SBMA, or Spinal Bulbar Muscular Atrophy, is another name for Kennedy's disease, which is a genetic neurodegenerative disorder characterized by widespread motor neuron loss in the spinal cord and brainstem. The effects of SBMA include progressive weakness, atrophy, and dysfunction of the bulbar leading to severe dysfunction of muscle control, speech, swallowing, and respiration. It results from mutation in the androgen receptor (AR) gene, where there is an abnormal accumulation of the androgen receptor protein in the neurons that progressively damages motor neurons over time. SBMA is an X-linked disorder which means it predominantly affects males, though female carriers may sometimes experience mild symptoms.

Classic features of SBMA include muscle weakness and atrophy in the limbs and bulbar muscles that are tasked with functions such as speech and swallowing. In most cases, symptoms start appearing in adulthood at around 30 to 50 years of age. Initial presentations include a client's impaired ability to walk or maintain balance and fine motor capabilities as well as hand cramping and tremors. Finally, symptoms from the bulbar become so predominant that the disease course is shaped by such symptoms that patients develop significant impairments in speech and swallowing (dysphagia), and significant respiratory complications can occur in the terminal stages.

SBMA is a disease, which occurs due to the expansion of a CAG repeat within the androgen receptor gene leading to toxic gain of function in motor neurons. The genetic mutation is transmitted from father to mother, and most females harboring this genetic mutation are asymptomatic or mildly affected with weakness in muscles.

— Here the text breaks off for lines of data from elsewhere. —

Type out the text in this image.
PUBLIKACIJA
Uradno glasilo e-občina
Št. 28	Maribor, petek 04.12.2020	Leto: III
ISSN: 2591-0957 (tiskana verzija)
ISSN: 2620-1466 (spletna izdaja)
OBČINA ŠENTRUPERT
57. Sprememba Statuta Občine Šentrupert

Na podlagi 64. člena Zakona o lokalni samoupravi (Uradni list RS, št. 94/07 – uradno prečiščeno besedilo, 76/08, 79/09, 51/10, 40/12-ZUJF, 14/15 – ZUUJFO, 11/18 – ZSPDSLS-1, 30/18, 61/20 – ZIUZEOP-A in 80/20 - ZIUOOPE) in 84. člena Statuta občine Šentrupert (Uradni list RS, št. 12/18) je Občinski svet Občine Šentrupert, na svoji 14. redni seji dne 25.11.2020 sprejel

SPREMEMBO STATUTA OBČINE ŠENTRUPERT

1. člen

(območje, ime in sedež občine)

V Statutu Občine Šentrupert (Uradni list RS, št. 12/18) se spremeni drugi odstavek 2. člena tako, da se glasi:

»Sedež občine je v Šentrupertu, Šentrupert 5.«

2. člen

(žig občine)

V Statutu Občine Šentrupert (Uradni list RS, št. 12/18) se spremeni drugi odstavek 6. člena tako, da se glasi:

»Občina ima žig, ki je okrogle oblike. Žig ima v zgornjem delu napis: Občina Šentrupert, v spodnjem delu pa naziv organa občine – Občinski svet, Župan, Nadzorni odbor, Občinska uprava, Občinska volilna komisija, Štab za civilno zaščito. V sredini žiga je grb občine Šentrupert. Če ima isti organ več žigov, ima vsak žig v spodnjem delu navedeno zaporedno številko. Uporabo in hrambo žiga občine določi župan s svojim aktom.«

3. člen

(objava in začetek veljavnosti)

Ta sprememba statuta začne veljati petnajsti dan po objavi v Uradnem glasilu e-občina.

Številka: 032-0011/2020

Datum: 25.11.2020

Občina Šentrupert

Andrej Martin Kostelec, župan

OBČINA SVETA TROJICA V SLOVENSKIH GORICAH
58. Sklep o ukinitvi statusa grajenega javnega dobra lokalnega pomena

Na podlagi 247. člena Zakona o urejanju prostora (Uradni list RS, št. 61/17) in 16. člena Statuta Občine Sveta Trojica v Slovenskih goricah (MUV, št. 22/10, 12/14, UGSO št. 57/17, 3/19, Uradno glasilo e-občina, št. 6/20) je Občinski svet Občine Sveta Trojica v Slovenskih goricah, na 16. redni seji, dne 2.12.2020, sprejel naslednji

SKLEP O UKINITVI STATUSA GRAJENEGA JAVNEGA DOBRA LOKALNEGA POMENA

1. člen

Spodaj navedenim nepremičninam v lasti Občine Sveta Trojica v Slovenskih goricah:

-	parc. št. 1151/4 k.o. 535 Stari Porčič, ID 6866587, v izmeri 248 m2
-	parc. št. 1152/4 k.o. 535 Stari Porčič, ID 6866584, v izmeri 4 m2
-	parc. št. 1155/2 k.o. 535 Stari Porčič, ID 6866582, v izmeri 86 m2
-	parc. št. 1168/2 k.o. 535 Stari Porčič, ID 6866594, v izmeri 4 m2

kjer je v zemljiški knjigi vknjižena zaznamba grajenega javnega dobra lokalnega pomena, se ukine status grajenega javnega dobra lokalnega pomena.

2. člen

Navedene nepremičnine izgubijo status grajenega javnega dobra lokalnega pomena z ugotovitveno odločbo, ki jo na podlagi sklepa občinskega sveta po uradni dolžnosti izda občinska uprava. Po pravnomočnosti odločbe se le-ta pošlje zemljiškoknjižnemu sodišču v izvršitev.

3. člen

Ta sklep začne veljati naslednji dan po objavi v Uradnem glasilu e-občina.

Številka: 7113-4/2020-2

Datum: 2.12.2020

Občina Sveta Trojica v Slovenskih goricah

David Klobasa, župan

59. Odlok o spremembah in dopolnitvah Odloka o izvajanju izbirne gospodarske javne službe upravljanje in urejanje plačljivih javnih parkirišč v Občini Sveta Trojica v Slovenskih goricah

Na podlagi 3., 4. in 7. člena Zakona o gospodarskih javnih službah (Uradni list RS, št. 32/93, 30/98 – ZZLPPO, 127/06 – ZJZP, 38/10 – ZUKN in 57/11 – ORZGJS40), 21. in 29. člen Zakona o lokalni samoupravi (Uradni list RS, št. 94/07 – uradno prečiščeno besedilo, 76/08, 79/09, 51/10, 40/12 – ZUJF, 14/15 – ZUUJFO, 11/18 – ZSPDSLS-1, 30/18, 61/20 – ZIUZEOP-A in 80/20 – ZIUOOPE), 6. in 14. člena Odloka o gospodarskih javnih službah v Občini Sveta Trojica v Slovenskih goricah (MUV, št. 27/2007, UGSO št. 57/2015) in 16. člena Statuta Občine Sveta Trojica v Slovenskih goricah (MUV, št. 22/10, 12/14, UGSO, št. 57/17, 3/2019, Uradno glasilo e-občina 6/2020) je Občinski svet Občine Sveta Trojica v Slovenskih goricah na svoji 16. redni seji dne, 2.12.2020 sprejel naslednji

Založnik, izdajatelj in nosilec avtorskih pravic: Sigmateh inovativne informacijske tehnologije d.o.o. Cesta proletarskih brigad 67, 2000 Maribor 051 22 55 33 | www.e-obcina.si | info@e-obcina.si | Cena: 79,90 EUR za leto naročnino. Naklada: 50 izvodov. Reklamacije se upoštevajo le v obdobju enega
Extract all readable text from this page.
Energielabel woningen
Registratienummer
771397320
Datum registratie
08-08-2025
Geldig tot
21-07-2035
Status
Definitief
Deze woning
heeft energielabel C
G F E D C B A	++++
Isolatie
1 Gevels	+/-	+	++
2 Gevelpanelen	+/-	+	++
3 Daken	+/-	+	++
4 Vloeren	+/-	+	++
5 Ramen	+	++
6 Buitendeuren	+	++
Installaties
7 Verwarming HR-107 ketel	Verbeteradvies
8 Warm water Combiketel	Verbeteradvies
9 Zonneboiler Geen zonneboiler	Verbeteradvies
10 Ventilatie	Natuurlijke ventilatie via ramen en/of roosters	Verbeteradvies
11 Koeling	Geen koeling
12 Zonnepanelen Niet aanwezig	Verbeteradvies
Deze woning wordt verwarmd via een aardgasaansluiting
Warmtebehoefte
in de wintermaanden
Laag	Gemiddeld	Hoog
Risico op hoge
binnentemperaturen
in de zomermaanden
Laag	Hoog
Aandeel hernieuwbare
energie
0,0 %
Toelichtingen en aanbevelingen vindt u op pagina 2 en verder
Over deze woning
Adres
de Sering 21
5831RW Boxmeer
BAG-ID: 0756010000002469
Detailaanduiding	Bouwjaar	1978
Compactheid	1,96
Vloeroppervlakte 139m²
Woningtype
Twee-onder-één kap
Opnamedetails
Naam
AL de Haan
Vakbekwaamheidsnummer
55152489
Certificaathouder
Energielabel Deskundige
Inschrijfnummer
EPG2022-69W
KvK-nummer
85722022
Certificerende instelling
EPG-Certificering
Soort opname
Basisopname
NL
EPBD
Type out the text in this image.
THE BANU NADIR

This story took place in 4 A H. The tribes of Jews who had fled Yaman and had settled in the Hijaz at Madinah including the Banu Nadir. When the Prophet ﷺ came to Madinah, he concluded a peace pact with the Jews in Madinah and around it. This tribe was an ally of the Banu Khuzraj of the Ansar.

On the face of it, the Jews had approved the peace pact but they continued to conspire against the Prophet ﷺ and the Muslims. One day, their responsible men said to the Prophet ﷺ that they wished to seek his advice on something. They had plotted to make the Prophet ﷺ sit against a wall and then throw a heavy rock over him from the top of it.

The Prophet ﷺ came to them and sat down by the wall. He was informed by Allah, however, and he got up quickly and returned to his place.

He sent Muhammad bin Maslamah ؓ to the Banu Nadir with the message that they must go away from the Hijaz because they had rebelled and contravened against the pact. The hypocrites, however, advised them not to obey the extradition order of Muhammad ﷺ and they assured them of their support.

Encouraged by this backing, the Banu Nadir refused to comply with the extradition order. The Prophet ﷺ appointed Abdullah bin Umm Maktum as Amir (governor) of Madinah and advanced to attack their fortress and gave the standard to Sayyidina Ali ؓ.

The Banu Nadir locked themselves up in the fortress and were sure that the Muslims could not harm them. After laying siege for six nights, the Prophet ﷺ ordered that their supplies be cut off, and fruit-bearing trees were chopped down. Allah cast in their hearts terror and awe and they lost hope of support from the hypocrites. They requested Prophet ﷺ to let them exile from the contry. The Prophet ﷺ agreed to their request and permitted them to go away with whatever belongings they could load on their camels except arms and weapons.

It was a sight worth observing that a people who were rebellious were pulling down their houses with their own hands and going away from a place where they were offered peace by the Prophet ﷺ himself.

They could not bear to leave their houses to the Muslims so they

Genetic testing is confirmed for the diagnosis of SBMA by showing an abnormal mutation within the androgen receptor gene. Early diagnosis allows the development of therapeutic approaches that may, at least temporarily, improve the quality of life for the patient. Though currently, a certain cure is not available, still research strides forward in therapy, moving one step closer to the disease mechanisms: reduction of the receptor's toxicity to the androgen receptor and guaranteeing survival of the motor neurons.

Multi-disciplinary approaches to the management of SBMA: Here, along with this approach, physical therapy, speech therapy, and nutritional support are the components that keep the functionality of muscles in place, and the bulbar symptoms are kept under management. Spasm of muscle cramps can also be medicated upon, and to reduce the activities of the androgen, hormonal therapy may also take place.

Future prospects in new therapies, such as gene therapy, androgen receptor antagonists, and neuroprotective agents, are being researched as possible future treatments which could perhaps slow down the progression of SBMA and lead to better lives for those afflicted by this often debilitating disease.